Histochemistry of acetylcholinesterase and immunocytochemistry of an acetylcholine receptor‐like antigen in the brain of the honeybee

A histochemical staining method for acetylcholinesterase (AChE) and an antiserum raised against nicotinic acetylcholine receptors (AChR) of locust nervous tissue were applied in order to reveal certain candidates of cholinergic pathways in the brain of the honeybee. The AChE staining marked layers in the optic lobes, fibers connecting the two brain hemispheres, and fiber tracts as well as soma clusters within the protocerebrum.
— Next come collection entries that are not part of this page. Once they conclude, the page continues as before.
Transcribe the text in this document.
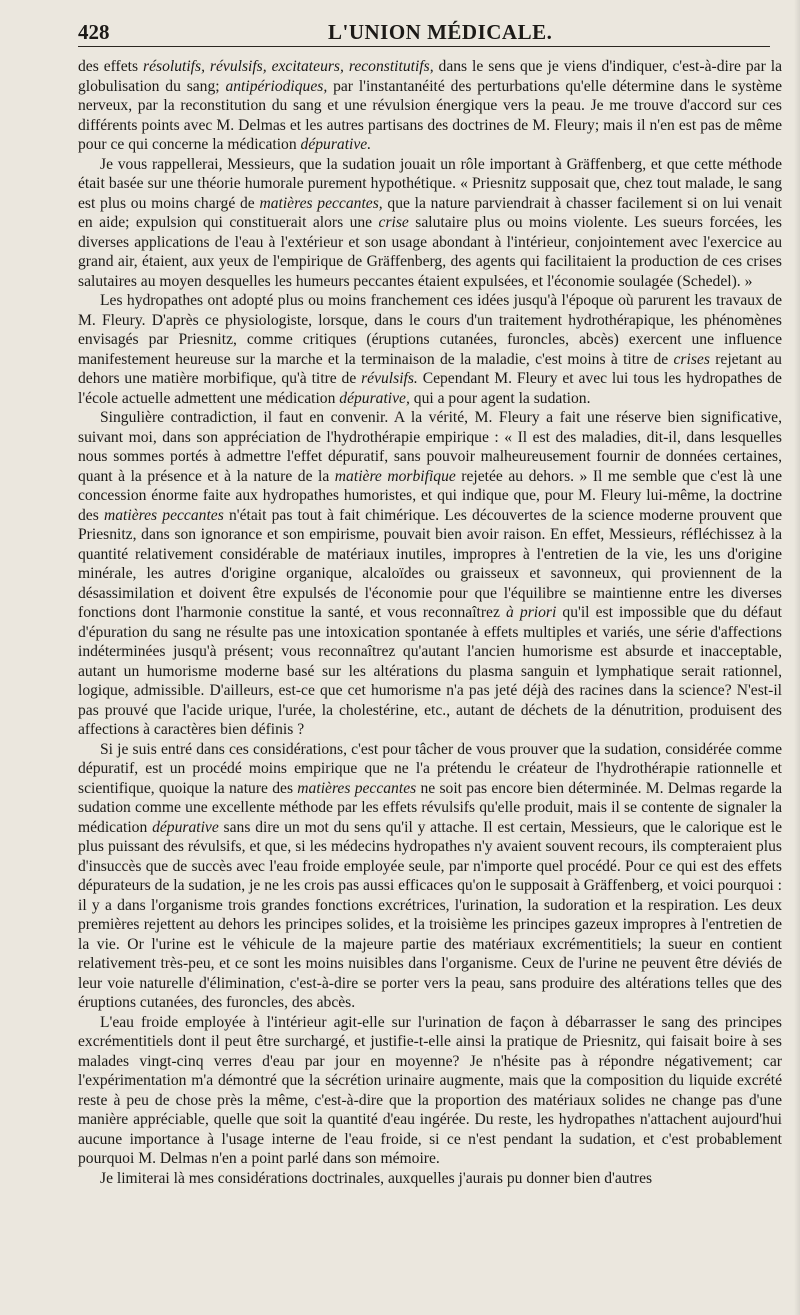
428	L'UNION MÉDICALE.

des effets résolutifs, révulsifs, excitateurs, reconstitutifs, dans le sens que je viens d'indiquer, c'est-à-dire par la globulisation du sang; antipériodiques, par l'instantanéité des perturbations qu'elle détermine dans le système nerveux, par la reconstitution du sang et une révulsion énergique vers la peau. Je me trouve d'accord sur ces différents points avec M. Delmas et les autres partisans des doctrines de M. Fleury; mais il n'en est pas de même pour ce qui concerne la médication dépurative.

Je vous rappellerai, Messieurs, que la sudation jouait un rôle important à Gräffenberg, et que cette méthode était basée sur une théorie humorale purement hypothétique. « Priesnitz supposait que, chez tout malade, le sang est plus ou moins chargé de matières peccantes, que la nature parviendrait à chasser facilement si on lui venait en aide; expulsion qui constituerait alors une crise salutaire plus ou moins violente. Les sueurs forcées, les diverses applications de l'eau à l'extérieur et son usage abondant à l'intérieur, conjointement avec l'exercice au grand air, étaient, aux yeux de l'empirique de Gräffenberg, des agents qui facilitaient la production de ces crises salutaires au moyen desquelles les humeurs peccantes étaient expulsées, et l'économie soulagée (Schedel). »

Les hydropathes ont adopté plus ou moins franchement ces idées jusqu'à l'époque où parurent les travaux de M. Fleury. D'après ce physiologiste, lorsque, dans le cours d'un traitement hydrothérapique, les phénomènes envisagés par Priesnitz, comme critiques (éruptions cutanées, furoncles, abcès) exercent une influence manifestement heureuse sur la marche et la terminaison de la maladie, c'est moins à titre de crises rejetant au dehors une matière morbifique, qu'à titre de révulsifs. Cependant M. Fleury et avec lui tous les hydropathes de l'école actuelle admettent une médication dépurative, qui a pour agent la sudation.

Singulière contradiction, il faut en convenir. A la vérité, M. Fleury a fait une réserve bien significative, suivant moi, dans son appréciation de l'hydrothérapie empirique : « Il est des maladies, dit-il, dans lesquelles nous sommes portés à admettre l'effet dépuratif, sans pouvoir malheureusement fournir de données certaines, quant à la présence et à la nature de la matière morbifique rejetée au dehors. » Il me semble que c'est là une concession énorme faite aux hydropathes humoristes, et qui indique que, pour M. Fleury lui-même, la doctrine des matières peccantes n'était pas tout à fait chimérique. Les découvertes de la science moderne prouvent que Priesnitz, dans son ignorance et son empirisme, pouvait bien avoir raison. En effet, Messieurs, réfléchissez à la quantité relativement considérable de matériaux inutiles, impropres à l'entretien de la vie, les uns d'origine minérale, les autres d'origine organique, alcaloïdes ou graisseux et savonneux, qui proviennent de la désassimilation et doivent être expulsés de l'économie pour que l'équilibre se maintienne entre les diverses fonctions dont l'harmonie constitue la santé, et vous reconnaîtrez à priori qu'il est impossible que du défaut d'épuration du sang ne résulte pas une intoxication spontanée à effets multiples et variés, une série d'affections indéterminées jusqu'à présent; vous reconnaîtrez qu'autant l'ancien humorisme est absurde et inacceptable, autant un humorisme moderne basé sur les altérations du plasma sanguin et lymphatique serait rationnel, logique, admissible. D'ailleurs, est-ce que cet humorisme n'a pas jeté déjà des racines dans la science? N'est-il pas prouvé que l'acide urique, l'urée, la cholestérine, etc., autant de déchets de la dénutrition, produisent des affections à caractères bien définis ?

Si je suis entré dans ces considérations, c'est pour tâcher de vous prouver que la sudation, considérée comme dépuratif, est un procédé moins empirique que ne l'a prétendu le créateur de l'hydrothérapie rationnelle et scientifique, quoique la nature des matières peccantes ne soit pas encore bien déterminée. M. Delmas regarde la sudation comme une excellente méthode par les effets révulsifs qu'elle produit, mais il se contente de signaler la médication dépurative sans dire un mot du sens qu'il y attache. Il est certain, Messieurs, que le calorique est le plus puissant des révulsifs, et que, si les médecins hydropathes n'y avaient souvent recours, ils compteraient plus d'insuccès que de succès avec l'eau froide employée seule, par n'importe quel procédé. Pour ce qui est des effets dépurateurs de la sudation, je ne les crois pas aussi efficaces qu'on le supposait à Gräffenberg, et voici pourquoi : il y a dans l'organisme trois grandes fonctions excrétrices, l'urination, la sudoration et la respiration. Les deux premières rejettent au dehors les principes solides, et la troisième les principes gazeux impropres à l'entretien de la vie. Or l'urine est le véhicule de la majeure partie des matériaux excrémentitiels; la sueur en contient relativement très-peu, et ce sont les moins nuisibles dans l'organisme. Ceux de l'urine ne peuvent être déviés de leur voie naturelle d'élimination, c'est-à-dire se porter vers la peau, sans produire des altérations telles que des éruptions cutanées, des furoncles, des abcès.

L'eau froide employée à l'intérieur agit-elle sur l'urination de façon à débarrasser le sang des principes excrémentitiels dont il peut être surchargé, et justifie-t-elle ainsi la pratique de Priesnitz, qui faisait boire à ses malades vingt-cinq verres d'eau par jour en moyenne? Je n'hésite pas à répondre négativement; car l'expérimentation m'a démontré que la sécrétion urinaire augmente, mais que la composition du liquide excrété reste à peu de chose près la même, c'est-à-dire que la proportion des matériaux solides ne change pas d'une manière appréciable, quelle que soit la quantité d'eau ingérée. Du reste, les hydropathes n'attachent aujourd'hui aucune importance à l'usage interne de l'eau froide, si ce n'est pendant la sudation, et c'est probablement pourquoi M. Delmas n'en a point parlé dans son mémoire.

Je limiterai là mes considérations doctrinales, auxquelles j'aurais pu donner bien d'autres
The calycal input regions of the mushroom bodies were labelled, whereas the intrinsic Kenyon cells showed no staining. Although the antennal afferents projecting into the dorsal lobe showed strong AChE activity, projections into the antennal lobe showed rather weak staining. Application of the antiserum against the AChR showed immunoreactivity in neuropiles, tracts, somata, and the antennal nerve. The immunoreactivity of the optic lobes coincided with the banding pattern of the AChE staining. A particularly striking overlap of AChR immunoreactivity and AChE staining was found in the lip neuropile of the mushroom bodies, which would suggest a cholinergic input into this neuropile via fibers of the median antennoglomerular tract. Because the antiserum against locust AChR binds in neuropiles displaying AChE activity, we conclude that this antiserum also cross‐reacts with the bee's receptor. This interpretation is supported by experiments showing α‐bungarotoxin (α‐BTX) binding sites in some areas of strong immunoreactivity.